Greggs warns of cost headwinds will hit profit growth

High street baker Greggs said significant inflationary headwinds would hit profit growth this year as it faced higher costs for raw materials, energy and labour.

The chain, famous for its sausage rolls, swung to a pre-tax profit of £145.6m in the 12 months to January 1, compared with a £13.7m loss last year and £108.3m profit in 2019. Revenue rose to £1.22bn from £813m in the previous year and £1.16bn in 2019.

“We have started 2022 well, helped by the easing of (Covid) restrictions. Cost pressures are currently more significant than our initial expectations and, as ever, we will work to mitigate the impact of this on customers, however given this dynamic we do not currently expect material profit progression in the year ahead,” said chief executive Roger Whiteside.

A final dividend of 42p-a-share was declared for a total of 57p, along with a special 40p-a-share dividend. There was no payout in 2020.

In first nine weeks of 2022, like-for-like sales in company-managed shops rose 3.7% compared to 2020 and 44.2% against lockdown-affected period in 2021.

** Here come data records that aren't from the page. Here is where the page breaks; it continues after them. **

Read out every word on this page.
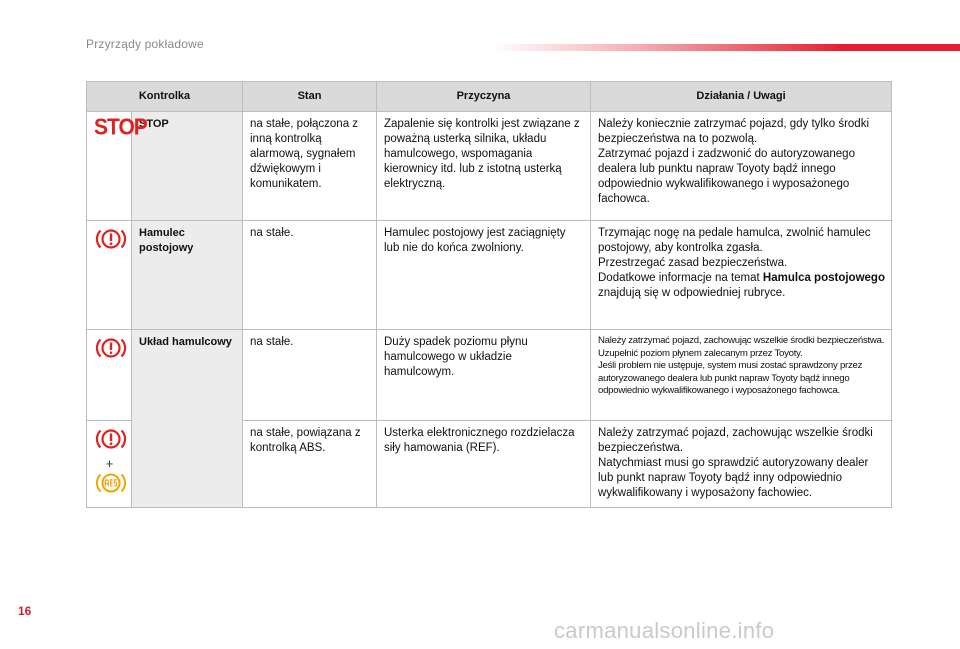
Przyrządy pokładowe
Kontrolka		Stan	Przyczyna	Działania / Uwagi
STOP	STOP	na stałe, połączona z inną kontrolką alarmową, sygnałem dźwiękowym i komunikatem.	Zapalenie się kontrolki jest związane z poważną usterką silnika, układu hamulcowego, wspomagania kierownicy itd. lub z istotną usterką elektryczną.	Należy koniecznie zatrzymać pojazd, gdy tylko środki bezpieczeństwa na to pozwolą.
Zatrzymać pojazd i zadzwonić do autoryzowanego dealera lub punktu napraw Toyoty bądź innego odpowiednio wykwalifikowanego i wyposażonego fachowca.

	Hamulec postojowy	na stałe.	Hamulec postojowy jest zaciągnięty lub nie do końca zwolniony.	Trzymając nogę na pedale hamulca, zwolnić hamulec postojowy, aby kontrolka zgasła.
Przestrzegać zasad bezpieczeństwa.
Dodatkowe informacje na temat Hamulca postojowego znajdują się w odpowiedniej rubryce.

	Układ hamulcowy	na stałe.	Duży spadek poziomu płynu hamulcowego w układzie hamulcowym.	Należy zatrzymać pojazd, zachowując wszelkie środki bezpieczeństwa.
Uzupełnić poziom płynem zalecanym przez Toyoty.
Jeśli problem nie ustępuje, system musi zostać sprawdzony przez autoryzowanego dealera lub punkt napraw Toyoty bądź innego odpowiednio wykwalifikowanego i wyposażonego fachowca.

+		na stałe, powiązana z kontrolką ABS.	Usterka elektronicznego rozdzielacza siły hamowania (REF).	Należy zatrzymać pojazd, zachowując wszelkie środki bezpieczeństwa.
Natychmiast musi go sprawdzić autoryzowany dealer lub punkt napraw Toyoty bądź inny odpowiednio wykwalifikowany i wyposażony fachowiec.
16
carmanualsonline.info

Greggs said the improved performance and trading outlook for its shops resulted in the net reversal of £2.2m of shop asset impairment charges. A further £1.3m set aside for land and bakery plant & machinery was also released.

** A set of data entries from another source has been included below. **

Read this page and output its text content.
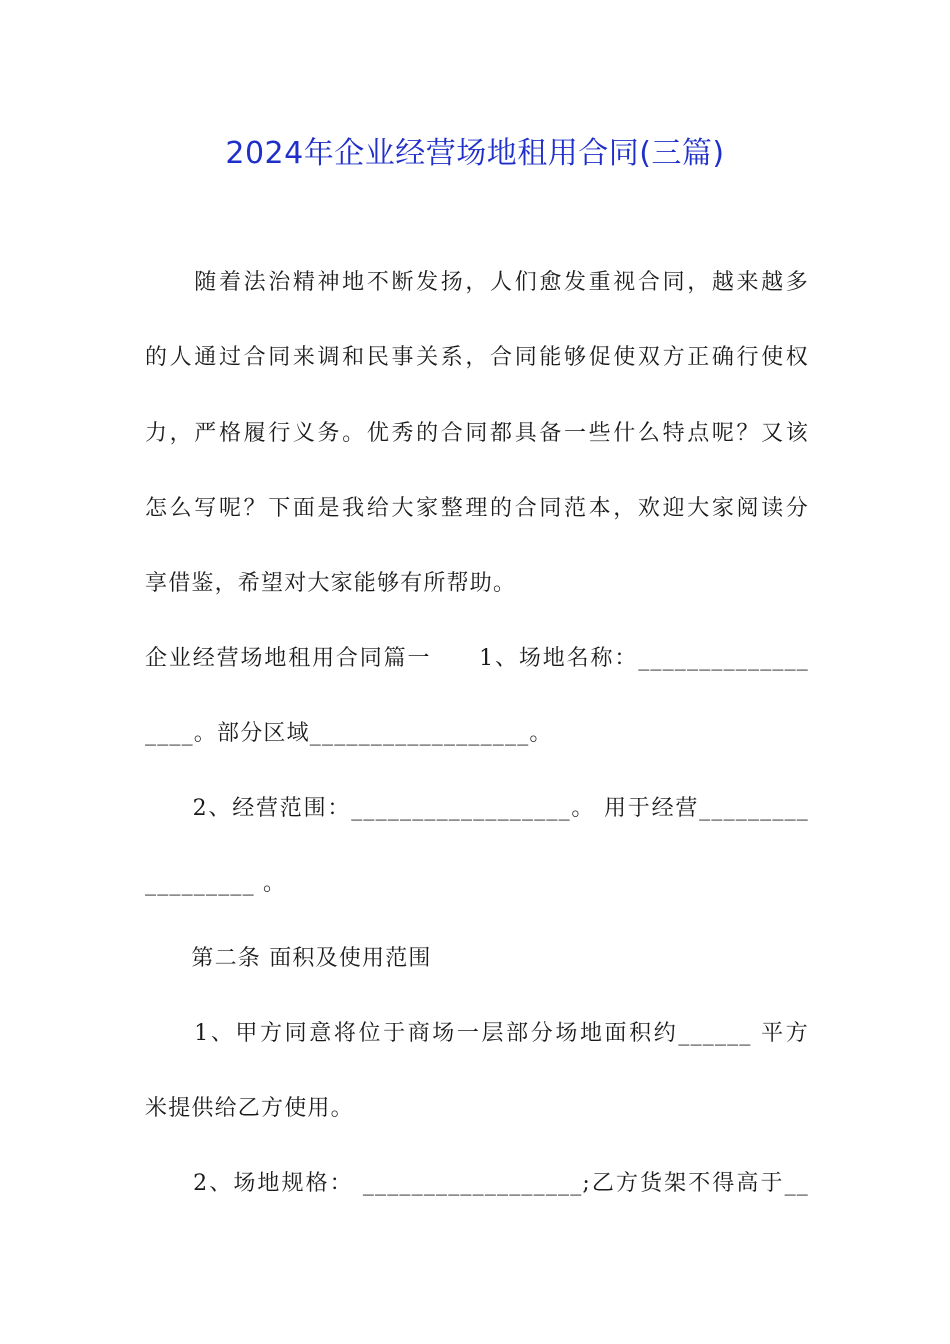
2024年企业经营场地租用合同(三篇)
　　随着法治精神地不断发扬，人们愈发重视合同，越来越多
的人通过合同来调和民事关系，合同能够促使双方正确行使权
力，严格履行义务。优秀的合同都具备一些什么特点呢？又该
怎么写呢？下面是我给大家整理的合同范本，欢迎大家阅读分
享借鉴，希望对大家能够有所帮助。
企业经营场地租用合同篇一　　1、场地名称：______________
____。部分区域__________________。
　　2、经营范围：__________________。 用于经营_________
_________ 。
　　第二条 面积及使用范围
　　1、甲方同意将位于商场一层部分场地面积约______ 平方
米提供给乙方使用。
　　2、场地规格： __________________;乙方货架不得高于__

The impact of inflation in employment and other input costs is expected to result in a cost inflation headwind of around 6-7% in 2022, it added.

“A proportion of this is forward-covered but the outlook for many commodity costs remains uncertain. This has necessitated some price increases, which were made at the start of this year, and further changes are expected to be necessary,” the company said.